Later at ESMO, competitors AstraZeneca and Merck reported data for their PARP inhibitor, Lynparza, in ovarian cancer. The data were remarkable, headlined by more than doubling the number of women that experienced at least 36 months without their cancer progressing compared to placebo. If the data hold up in future studies, then the PARP inhibitor race in ovarian cancer is essentially a wrap. Clovis Oncology shares dropped another 20% on the news from the competition.
The last piece of negative news hit when Clovis Oncology reported third-quarter 2018 earnings. Rubraca is not living up to its potential as a maintenance therapy for ovarian cancer, generating just $23 million in quarterly revenue. That, and expensive clinical trials, led to an operating loss of $237 million in the first nine months of 2018. Shares fell nearly 30% .
The sky is falling for Clovis Oncology right now. Well, according to Wall Street anyway, although pessimism is probably the correct reaction to a woeful month of news.

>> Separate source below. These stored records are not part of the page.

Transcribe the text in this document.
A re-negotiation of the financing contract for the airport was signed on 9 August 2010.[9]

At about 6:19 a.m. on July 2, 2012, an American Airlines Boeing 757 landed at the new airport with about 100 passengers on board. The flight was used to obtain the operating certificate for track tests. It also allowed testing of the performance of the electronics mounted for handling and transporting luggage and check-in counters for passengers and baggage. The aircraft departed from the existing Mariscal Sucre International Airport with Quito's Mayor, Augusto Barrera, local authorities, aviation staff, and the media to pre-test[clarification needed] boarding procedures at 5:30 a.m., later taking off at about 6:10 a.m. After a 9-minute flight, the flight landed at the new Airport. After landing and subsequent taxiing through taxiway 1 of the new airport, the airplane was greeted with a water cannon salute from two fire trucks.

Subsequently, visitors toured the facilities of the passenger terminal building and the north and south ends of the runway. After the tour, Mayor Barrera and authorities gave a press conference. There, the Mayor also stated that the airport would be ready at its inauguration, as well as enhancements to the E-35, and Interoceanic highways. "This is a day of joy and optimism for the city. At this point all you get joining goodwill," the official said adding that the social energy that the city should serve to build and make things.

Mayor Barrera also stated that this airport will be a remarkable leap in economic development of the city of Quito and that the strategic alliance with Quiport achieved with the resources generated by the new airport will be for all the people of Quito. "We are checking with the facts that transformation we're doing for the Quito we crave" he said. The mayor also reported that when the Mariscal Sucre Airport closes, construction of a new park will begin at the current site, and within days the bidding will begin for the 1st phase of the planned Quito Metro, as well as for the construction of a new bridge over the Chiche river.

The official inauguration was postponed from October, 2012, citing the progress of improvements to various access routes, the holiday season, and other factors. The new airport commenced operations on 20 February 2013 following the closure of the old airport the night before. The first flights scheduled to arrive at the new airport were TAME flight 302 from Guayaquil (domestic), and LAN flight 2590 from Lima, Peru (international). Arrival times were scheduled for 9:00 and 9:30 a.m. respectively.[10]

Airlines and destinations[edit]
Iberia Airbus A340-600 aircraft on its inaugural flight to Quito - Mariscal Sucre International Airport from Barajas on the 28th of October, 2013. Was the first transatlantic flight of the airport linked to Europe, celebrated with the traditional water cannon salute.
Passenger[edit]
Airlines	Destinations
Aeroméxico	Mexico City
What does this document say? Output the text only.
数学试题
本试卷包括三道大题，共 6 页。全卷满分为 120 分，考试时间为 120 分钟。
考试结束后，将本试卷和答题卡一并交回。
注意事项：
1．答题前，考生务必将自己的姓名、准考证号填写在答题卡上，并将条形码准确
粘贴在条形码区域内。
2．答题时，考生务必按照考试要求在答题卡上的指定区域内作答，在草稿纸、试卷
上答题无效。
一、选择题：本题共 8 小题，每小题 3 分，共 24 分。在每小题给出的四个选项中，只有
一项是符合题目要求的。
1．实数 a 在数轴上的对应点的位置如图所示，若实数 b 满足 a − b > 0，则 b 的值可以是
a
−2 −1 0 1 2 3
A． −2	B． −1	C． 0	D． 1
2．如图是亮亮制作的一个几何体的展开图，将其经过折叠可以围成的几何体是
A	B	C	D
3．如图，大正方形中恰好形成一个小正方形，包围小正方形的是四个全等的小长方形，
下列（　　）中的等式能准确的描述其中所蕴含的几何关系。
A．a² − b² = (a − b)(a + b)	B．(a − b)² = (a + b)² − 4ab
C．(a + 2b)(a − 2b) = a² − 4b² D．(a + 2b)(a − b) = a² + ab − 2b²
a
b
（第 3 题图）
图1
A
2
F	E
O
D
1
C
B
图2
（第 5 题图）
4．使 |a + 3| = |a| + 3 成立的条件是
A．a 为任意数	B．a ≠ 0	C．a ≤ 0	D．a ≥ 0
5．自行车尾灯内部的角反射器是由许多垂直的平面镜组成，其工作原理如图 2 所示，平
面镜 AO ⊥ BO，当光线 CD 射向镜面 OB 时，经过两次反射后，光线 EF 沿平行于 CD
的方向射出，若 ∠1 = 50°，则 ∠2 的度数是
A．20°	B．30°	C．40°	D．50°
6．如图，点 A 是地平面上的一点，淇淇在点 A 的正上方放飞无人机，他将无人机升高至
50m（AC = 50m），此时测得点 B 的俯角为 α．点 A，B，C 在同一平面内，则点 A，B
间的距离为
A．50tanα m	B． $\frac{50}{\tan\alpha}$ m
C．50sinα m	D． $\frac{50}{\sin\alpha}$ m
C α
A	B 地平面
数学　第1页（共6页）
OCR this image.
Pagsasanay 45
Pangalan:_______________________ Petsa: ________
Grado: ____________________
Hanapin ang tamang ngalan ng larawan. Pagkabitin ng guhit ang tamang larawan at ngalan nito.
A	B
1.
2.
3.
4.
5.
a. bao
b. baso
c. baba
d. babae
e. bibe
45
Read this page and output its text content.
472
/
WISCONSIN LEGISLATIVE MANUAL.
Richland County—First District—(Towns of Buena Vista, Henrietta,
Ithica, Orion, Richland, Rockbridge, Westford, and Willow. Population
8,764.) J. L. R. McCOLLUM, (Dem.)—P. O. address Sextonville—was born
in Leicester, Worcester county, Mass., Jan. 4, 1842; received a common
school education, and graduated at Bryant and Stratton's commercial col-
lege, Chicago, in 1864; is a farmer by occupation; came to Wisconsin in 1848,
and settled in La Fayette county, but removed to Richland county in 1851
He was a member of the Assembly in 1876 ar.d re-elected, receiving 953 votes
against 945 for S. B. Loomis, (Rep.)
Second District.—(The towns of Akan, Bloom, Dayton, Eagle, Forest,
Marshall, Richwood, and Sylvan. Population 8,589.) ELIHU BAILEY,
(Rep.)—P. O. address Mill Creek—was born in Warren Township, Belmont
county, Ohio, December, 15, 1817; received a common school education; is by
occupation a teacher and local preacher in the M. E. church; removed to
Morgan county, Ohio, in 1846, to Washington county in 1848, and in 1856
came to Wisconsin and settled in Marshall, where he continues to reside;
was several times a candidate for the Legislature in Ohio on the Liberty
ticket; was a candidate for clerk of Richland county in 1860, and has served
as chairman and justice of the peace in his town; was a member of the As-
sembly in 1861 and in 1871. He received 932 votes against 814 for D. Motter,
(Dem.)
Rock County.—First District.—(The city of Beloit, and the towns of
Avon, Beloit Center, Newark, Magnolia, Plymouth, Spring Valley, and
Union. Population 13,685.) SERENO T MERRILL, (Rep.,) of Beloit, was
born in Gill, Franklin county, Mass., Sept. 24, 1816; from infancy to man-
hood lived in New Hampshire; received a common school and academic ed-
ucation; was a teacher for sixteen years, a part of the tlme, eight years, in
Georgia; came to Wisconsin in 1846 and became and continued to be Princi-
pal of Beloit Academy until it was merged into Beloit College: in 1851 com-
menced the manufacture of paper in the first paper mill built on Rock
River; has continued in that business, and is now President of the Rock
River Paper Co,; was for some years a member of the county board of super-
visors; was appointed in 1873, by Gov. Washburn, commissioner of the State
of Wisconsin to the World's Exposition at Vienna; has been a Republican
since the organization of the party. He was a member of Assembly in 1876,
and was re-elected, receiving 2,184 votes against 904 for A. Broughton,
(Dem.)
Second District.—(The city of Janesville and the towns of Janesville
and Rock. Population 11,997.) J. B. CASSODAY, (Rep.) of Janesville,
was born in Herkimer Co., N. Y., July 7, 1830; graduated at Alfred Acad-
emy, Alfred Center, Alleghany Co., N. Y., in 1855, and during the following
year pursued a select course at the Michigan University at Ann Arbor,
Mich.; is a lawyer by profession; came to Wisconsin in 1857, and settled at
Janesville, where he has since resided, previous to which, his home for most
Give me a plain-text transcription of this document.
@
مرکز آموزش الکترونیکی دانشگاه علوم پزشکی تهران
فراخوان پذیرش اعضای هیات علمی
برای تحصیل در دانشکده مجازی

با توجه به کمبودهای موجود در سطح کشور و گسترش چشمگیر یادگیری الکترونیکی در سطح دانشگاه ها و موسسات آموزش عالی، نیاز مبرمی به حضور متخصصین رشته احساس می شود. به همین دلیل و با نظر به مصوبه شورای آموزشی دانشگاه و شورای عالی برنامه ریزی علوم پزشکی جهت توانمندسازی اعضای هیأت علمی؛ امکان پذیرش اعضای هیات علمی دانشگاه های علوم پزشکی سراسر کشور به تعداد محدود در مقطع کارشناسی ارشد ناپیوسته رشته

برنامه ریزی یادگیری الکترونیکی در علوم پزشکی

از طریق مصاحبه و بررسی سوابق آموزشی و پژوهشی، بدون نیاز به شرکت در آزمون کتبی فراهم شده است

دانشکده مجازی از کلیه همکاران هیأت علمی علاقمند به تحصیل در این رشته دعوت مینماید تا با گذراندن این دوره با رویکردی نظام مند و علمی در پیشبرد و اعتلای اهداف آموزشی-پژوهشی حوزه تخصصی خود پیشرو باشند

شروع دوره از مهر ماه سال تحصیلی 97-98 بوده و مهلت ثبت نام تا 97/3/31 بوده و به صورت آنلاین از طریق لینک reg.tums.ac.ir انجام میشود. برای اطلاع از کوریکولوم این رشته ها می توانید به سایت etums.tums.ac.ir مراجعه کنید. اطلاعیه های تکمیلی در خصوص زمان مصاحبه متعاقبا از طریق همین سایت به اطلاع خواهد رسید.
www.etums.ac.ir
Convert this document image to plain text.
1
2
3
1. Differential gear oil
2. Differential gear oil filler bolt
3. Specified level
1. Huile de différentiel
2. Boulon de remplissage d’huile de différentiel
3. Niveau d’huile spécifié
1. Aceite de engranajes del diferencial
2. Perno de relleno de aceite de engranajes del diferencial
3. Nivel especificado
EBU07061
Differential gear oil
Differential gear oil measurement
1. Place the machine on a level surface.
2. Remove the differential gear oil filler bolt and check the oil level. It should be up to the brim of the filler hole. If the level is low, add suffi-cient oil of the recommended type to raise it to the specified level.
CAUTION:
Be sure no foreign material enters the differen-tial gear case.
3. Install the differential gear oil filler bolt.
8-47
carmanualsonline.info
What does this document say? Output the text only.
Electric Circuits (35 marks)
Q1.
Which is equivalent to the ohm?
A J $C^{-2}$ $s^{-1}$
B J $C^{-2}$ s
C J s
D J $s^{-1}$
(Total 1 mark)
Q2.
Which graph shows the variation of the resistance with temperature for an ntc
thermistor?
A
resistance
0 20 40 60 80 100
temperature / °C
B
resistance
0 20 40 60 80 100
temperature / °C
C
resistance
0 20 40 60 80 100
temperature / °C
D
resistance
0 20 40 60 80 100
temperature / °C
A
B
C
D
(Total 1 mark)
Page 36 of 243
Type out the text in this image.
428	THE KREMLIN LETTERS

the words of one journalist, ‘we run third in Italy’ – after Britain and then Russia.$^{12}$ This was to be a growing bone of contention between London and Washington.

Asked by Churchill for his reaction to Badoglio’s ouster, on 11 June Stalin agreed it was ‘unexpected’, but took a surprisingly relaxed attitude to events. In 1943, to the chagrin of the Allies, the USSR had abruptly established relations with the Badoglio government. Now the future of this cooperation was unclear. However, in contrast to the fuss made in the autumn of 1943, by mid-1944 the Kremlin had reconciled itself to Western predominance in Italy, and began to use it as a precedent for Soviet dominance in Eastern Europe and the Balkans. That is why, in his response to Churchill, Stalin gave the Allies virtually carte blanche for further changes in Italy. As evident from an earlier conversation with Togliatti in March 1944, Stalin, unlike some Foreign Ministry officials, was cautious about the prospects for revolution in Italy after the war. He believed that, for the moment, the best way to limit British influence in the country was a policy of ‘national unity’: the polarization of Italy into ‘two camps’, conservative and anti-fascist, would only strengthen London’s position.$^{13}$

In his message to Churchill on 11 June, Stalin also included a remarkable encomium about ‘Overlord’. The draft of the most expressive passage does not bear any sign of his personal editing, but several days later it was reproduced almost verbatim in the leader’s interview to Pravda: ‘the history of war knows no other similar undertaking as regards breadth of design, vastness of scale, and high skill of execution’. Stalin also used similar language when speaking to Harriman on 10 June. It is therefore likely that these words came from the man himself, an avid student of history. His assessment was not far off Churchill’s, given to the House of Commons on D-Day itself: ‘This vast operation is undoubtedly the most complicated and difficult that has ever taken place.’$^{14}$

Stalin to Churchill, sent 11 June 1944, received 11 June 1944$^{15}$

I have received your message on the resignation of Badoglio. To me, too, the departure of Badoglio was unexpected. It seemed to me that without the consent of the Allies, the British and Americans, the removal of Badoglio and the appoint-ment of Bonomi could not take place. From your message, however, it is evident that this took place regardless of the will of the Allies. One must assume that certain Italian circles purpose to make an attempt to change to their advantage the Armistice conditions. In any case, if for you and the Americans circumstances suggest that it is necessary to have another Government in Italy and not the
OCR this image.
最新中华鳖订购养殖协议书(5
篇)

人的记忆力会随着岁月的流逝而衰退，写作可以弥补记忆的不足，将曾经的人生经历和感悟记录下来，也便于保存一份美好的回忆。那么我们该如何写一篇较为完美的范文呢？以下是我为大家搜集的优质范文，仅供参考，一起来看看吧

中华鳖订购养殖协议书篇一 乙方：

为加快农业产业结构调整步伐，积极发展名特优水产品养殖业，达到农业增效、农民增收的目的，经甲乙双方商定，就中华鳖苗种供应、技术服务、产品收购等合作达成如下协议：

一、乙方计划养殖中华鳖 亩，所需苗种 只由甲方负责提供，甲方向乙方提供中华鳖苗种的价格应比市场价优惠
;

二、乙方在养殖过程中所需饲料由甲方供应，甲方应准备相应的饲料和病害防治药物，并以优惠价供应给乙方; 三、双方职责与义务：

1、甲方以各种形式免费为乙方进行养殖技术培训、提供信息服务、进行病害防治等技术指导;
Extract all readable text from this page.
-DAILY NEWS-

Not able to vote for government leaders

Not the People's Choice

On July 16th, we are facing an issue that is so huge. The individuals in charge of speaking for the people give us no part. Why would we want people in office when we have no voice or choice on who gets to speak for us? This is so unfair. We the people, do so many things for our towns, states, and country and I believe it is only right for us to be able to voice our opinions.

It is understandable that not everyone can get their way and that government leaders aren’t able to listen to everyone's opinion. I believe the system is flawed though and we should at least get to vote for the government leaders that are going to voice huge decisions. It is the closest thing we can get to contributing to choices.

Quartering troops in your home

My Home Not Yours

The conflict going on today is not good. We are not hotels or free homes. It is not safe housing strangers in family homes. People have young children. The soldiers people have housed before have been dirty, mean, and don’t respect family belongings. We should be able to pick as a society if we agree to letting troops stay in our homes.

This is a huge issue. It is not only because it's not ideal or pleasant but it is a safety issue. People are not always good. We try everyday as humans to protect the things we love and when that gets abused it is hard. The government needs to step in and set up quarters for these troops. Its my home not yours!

The company appears likely to win the PARP inhibitor race in prostate cancer, but also seems to have lost in ovarian cancer. Plus, with the incredible results of Lynparza in ovarian cancer, can it leapfrog Rubraca in prostate cancer? Given the uncertainty in the clinic and the massive operating losses piling up, investors decided to move their money elsewhere. That might be a good idea until more is known about how things will shake out in the competitive landscape.